第二次见到祁爱莲,肖灵却是一愣。
“肖大哥是否觉得爱莲与初见时有些不同?”祁爱莲笑道,“女儿家的,在外时总是要浓妆艳抹,在家却不愿再做那些装扮了,让肖大哥见笑。”
肖灵道,“祁姑娘太客气了。”
他刚才之所以意外,一方面确实是第一次见到祁爱莲素面朝天的模样,另一方面……他真没想到这兄妹两个实际上竟然像成了这样。

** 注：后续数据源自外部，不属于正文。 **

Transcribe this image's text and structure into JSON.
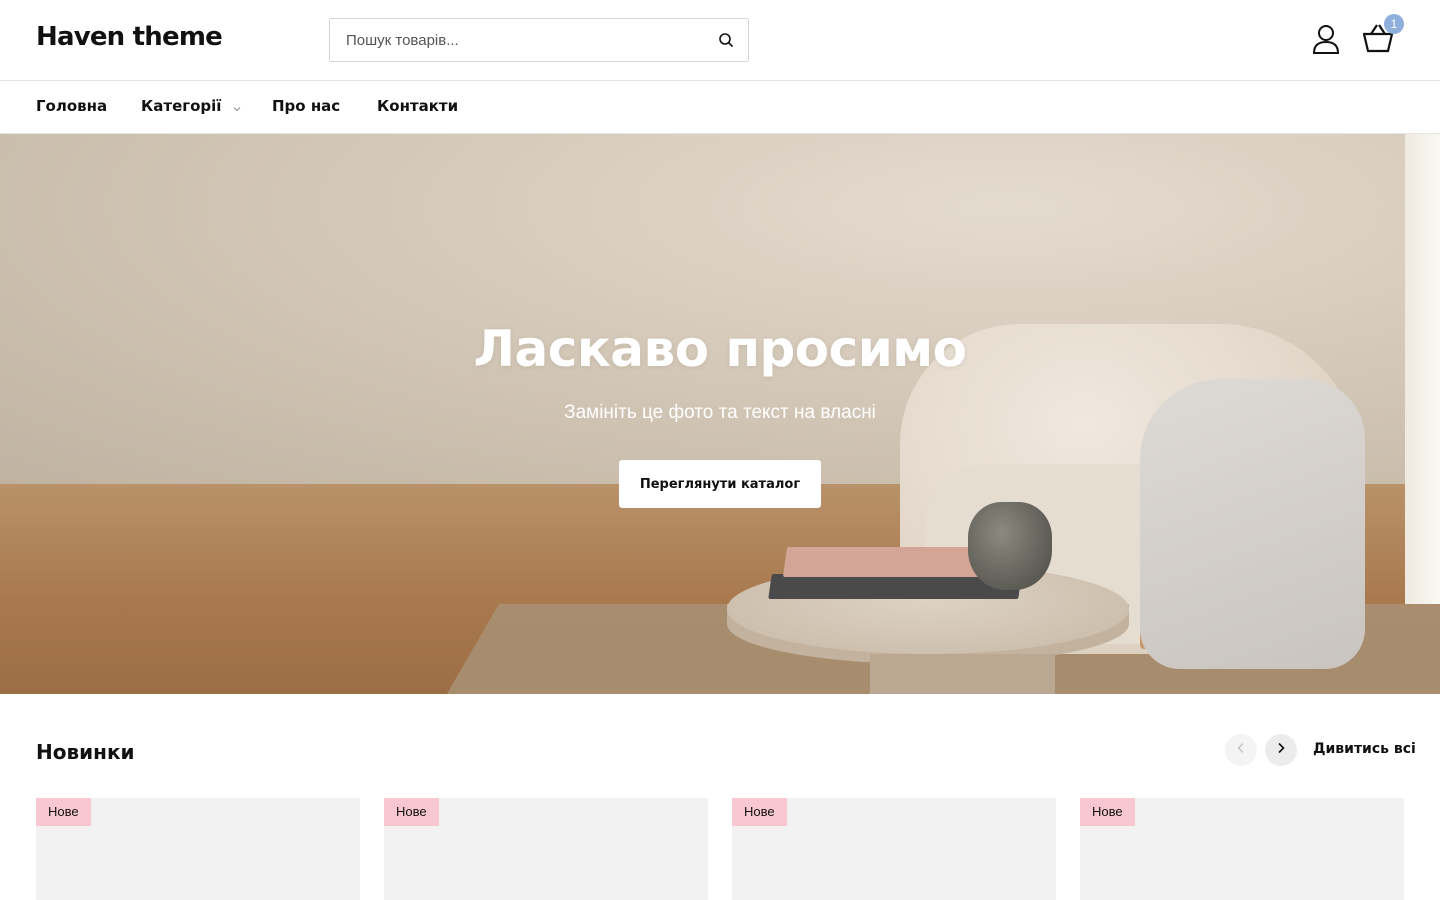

上次相见,他觉得祁爱莲美艳惊人,沉鱼落雁,相比之下与她八成像的祁爱白就差了少许,但也论得上是十分俊俏。
这次的祁爱莲就远没那么美艳。看来上次那惊鸿一睹,多半还是妆容的功劳。
而在剔除掉了妆容的影响之后,祁爱莲与祁爱白就不止是像了八成了。除去性别造成的些微区别,两人简直像是从一个模子里刻出来的。
“小姐。”忠叔在一旁眼巴巴地问,“您难道认识这个混……咳,公子?”
“其实忠叔应该也是认识的。”祁爱莲道,“你还记得当年的那位肖小公子吗?”
忠叔和肖灵都是一愣。
忠叔忍不住盯着肖灵的脸打量了半晌,突然一叹,“这么说来,年龄确实是对得上的。而且还真与当年的肖夫人有着几分相像。”
肖灵震动了,“你见过我的母亲?”
“我自然见过。”忠叔那张原本怒气冲冲的脸顿时和蔼起来,“当年肖老爷带着肖夫人来参加少爷小姐的周岁礼时,可也是老夫接待的。那次肖小公子你也来了。可能因为你当时还太小,所以记不得了吧。”
肖灵一算,祁爱白周岁时自己刚刚两岁,确实是一点也记不得了。
祁爱莲向着肖灵点了点头,道,“当年肖家与我们祁家也算是世交。可惜后来两家都遭逢大难,要不是祁家还有像忠叔这样的老人能偶尔和我说说过去的事,就算当日肖大哥当面,我可能也不知道我们之间还有着这段缘分,更别谈相认了。”
肖灵闻言也有些唏嘘。
当日祁爱莲叫他一声大哥,他原本还以为这只是对方打蛇随棍上的客套而已,没想到两家还真有故交。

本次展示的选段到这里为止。